Train neural network in R, predict in SAS

This R code fits an artificial neural network in R and generates Base SAS code, so new records can be scored entirely in Base SAS.

This is intended to be a simple, elegant, fast solution. You don’t need SAS Enterprise Miner, IML, or any other special licenses, and R is free. You don’t need PMML. Unlike methods which accomplish a similar goal, SAS never invokes R, and the two systems never pass records between each other.

This code uses the nnet package which supports a single hidden hidden layer. It supports R factors (nominal variables) and networks with an arbitrary number of units in the input and hidden layers but only one output unit. With a little work, you could support multiple output units and other target programming languages such as C, Java, or Python. Skip connections are not supported.

The first piece of code includes the metaprogramming function and a demonstration of its use.

# Copyright (C) 2011 Andrew Ziem
# Licensed under the GNU General Public License version 2 
# or later <https://www.gnu.org/licenses/gpl-2.0.html>
 

###
### prepare demonstration data
###

require(earth) # for etitantic data
data(etitanic)
mydata <- etitanic
mydata$survived <- as.factor(ifelse(etitanic$survived==1, 'T', 'F'))
summary(mydata)



###
### fit a neural network
###

require(nnet)
fit <- nnet(survived ~ ., data=mydata, size=2, maxit=1000)


###
### inspect the fitted model
###


fit
summary(fit)
str(fit)
fit$coefnames
fit$wts


###
### metaprogram SAS code
###

# notation:
# zji refers to z^j_i where j is the layer and i is the unit
# aji refers to a^j_i is the activation of g(z^j_i) where g is the sigmoid function

nnet2sas <- function(fit)
{
	sas <- paste("/* neural network size", paste(fit$n, collapse='-'), "*/\n")
	sas <- paste(sas, '/* inputs: ', paste(fit$coefnames, collapse=' '), ' */\n', sep='')
	sas <- paste(sas, '/* this macro handles extreme values */\n')
	sas <- paste(sas, '%macro logistic(z);\n')
	sas <- paste(sas, '1/(1+exp(min(max(-(&z),-500),500)))\n')
	sas <- paste(sas, '%mend;\n')


	# Define the input layer.
	# If there are factors, then in SAS you will have to manually change
	# something like 'pclass2nd' to 'pclass eq "2nd"'.
	# Also, this is the place to apply a range transformation (if any).
	
	for (input in 1:fit$n[1]){
		sas <- paste(sas, 'i', input,' = ',fit$coefnames[input],';\n',sep='')
	}
	

	# compute the hidden layer from the input layer
	for (h in 1:fit$n[2]) {
		unit.offset <- (fit$n[1]+1)*(h-1)+1
		z2 <- c()
		# bias unit (intercept)
		z2[1] <- paste('z2',h,' = ',fit$wts[unit.offset],sep='')
		# loop through input layer
		for (input in 1:fit$n[1]){
			z2[input+1] <- paste('(',fit$wts[unit.offset+input],' * i', input, ')', sep='')
		}
		sas <- paste(sas, paste(z2, collapse='+'),';\n',sep='')
		sas <- paste(sas, 'a2',h," = %logistic(z2",h,");\n", sep='')
	}

	# compute the output layer from the hidden layer
	output.offset <- (fit$n[1]+1)*(fit$n[2])
	z3<-c()
	# bias unit
	z3[1] <- paste('z31 = ',fit$wts[output.offset+1],sep='')
	# loop through the hidden layer
	for (h in 1:fit$n[2]) {
		z3[h+1] <- paste('(',fit$wts[output.offset + h + 1],' * a2', h, ')', sep='')
	}
	
	sas <- paste(sas, paste(z3, collapse='+'),';\n',sep='')
	sas <- paste(sas, "o = %logistic(z31);\n", sep='')

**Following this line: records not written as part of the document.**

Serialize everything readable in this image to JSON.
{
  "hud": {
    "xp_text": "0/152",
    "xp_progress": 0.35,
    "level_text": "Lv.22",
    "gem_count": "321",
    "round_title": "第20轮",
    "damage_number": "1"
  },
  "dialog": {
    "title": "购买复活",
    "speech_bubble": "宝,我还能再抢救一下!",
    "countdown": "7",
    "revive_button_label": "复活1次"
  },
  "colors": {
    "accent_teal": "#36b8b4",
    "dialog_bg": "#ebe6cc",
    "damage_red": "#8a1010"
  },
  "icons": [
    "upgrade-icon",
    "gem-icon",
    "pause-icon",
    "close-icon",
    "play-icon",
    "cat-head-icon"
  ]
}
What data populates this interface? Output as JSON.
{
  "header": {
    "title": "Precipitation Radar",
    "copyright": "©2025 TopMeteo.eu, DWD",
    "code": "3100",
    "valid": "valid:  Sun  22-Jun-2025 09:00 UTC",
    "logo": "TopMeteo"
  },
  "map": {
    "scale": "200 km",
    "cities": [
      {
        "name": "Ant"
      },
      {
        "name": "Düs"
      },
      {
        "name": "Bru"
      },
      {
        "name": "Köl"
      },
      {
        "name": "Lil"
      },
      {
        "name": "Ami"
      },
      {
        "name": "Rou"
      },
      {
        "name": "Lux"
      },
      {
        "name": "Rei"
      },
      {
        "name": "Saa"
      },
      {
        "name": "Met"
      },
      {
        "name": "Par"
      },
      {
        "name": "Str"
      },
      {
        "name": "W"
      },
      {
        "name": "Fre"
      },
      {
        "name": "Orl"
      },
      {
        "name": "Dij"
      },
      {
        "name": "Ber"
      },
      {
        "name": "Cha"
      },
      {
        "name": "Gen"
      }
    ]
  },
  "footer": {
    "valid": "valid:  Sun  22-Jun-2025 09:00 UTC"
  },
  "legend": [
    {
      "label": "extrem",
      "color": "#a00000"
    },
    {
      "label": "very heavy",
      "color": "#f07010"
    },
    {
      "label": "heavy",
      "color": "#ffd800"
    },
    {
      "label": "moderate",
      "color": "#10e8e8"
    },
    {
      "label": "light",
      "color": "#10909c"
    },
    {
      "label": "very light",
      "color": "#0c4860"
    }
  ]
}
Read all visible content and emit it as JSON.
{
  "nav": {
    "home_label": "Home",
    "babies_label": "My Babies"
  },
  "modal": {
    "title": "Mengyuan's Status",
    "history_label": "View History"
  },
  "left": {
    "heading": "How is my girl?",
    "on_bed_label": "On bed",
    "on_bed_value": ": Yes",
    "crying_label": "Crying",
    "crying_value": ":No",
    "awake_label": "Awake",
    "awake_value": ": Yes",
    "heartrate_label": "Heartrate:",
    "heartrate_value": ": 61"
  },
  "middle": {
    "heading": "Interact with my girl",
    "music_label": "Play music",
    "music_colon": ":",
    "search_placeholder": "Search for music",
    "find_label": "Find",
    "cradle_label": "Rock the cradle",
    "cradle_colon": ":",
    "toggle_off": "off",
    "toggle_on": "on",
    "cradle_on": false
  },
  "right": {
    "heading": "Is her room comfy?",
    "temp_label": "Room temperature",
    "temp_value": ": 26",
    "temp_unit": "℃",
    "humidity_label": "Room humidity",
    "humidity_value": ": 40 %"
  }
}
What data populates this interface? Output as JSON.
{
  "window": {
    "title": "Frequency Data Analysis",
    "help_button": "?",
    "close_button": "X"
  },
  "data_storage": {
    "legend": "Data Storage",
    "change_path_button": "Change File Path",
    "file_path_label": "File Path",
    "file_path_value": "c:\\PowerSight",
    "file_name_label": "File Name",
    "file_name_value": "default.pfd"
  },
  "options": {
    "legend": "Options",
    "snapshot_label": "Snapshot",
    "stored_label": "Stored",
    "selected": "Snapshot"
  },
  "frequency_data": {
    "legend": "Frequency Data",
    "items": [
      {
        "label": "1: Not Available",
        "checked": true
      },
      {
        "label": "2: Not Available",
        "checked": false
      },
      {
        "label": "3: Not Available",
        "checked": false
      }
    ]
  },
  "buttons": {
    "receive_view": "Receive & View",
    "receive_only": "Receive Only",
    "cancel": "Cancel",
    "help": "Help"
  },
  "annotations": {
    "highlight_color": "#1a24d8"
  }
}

	# clean up temporary SAS variables
	sas <- paste(sas,
		paste('drop ',paste('i', 1:fit$n[1], collapse=' ', sep=''), ' ',
		paste('z2', 1:fit$n[2], collapse=' ', sep=''),' ',
		paste('a2', 1:fit$n[2], collapse=' ', sep=''),
		';\n', sep=''))

	
	return(sas)
}

# This is how to invoke the metaprogramming function with
# the fitted neural network as the input.
sascode <- nnet2sas(fit)

# Print SAS code to the R console.  In this case, you need something
# like NotePad++ to replace the \n line break with a real line break.
# Then you can paste it into SAS.
print(sascode)

# Alternatively, this automatically copies the code to the clipboard, 
# and then it's up to you to paste in the SAS editor. 
writeClipboard(sascode) 



###
### Calculate predictions in R for comparison with SAS to verify accuracy.
###

mydata$prediction <- predict(fit, mydata, type="raw")


###
### For demonstration and error checking, 
### transfer the titanic data set from R to SAS.
###

write.csv(mydata, "etitanic.csv", row.names=F, quote=F)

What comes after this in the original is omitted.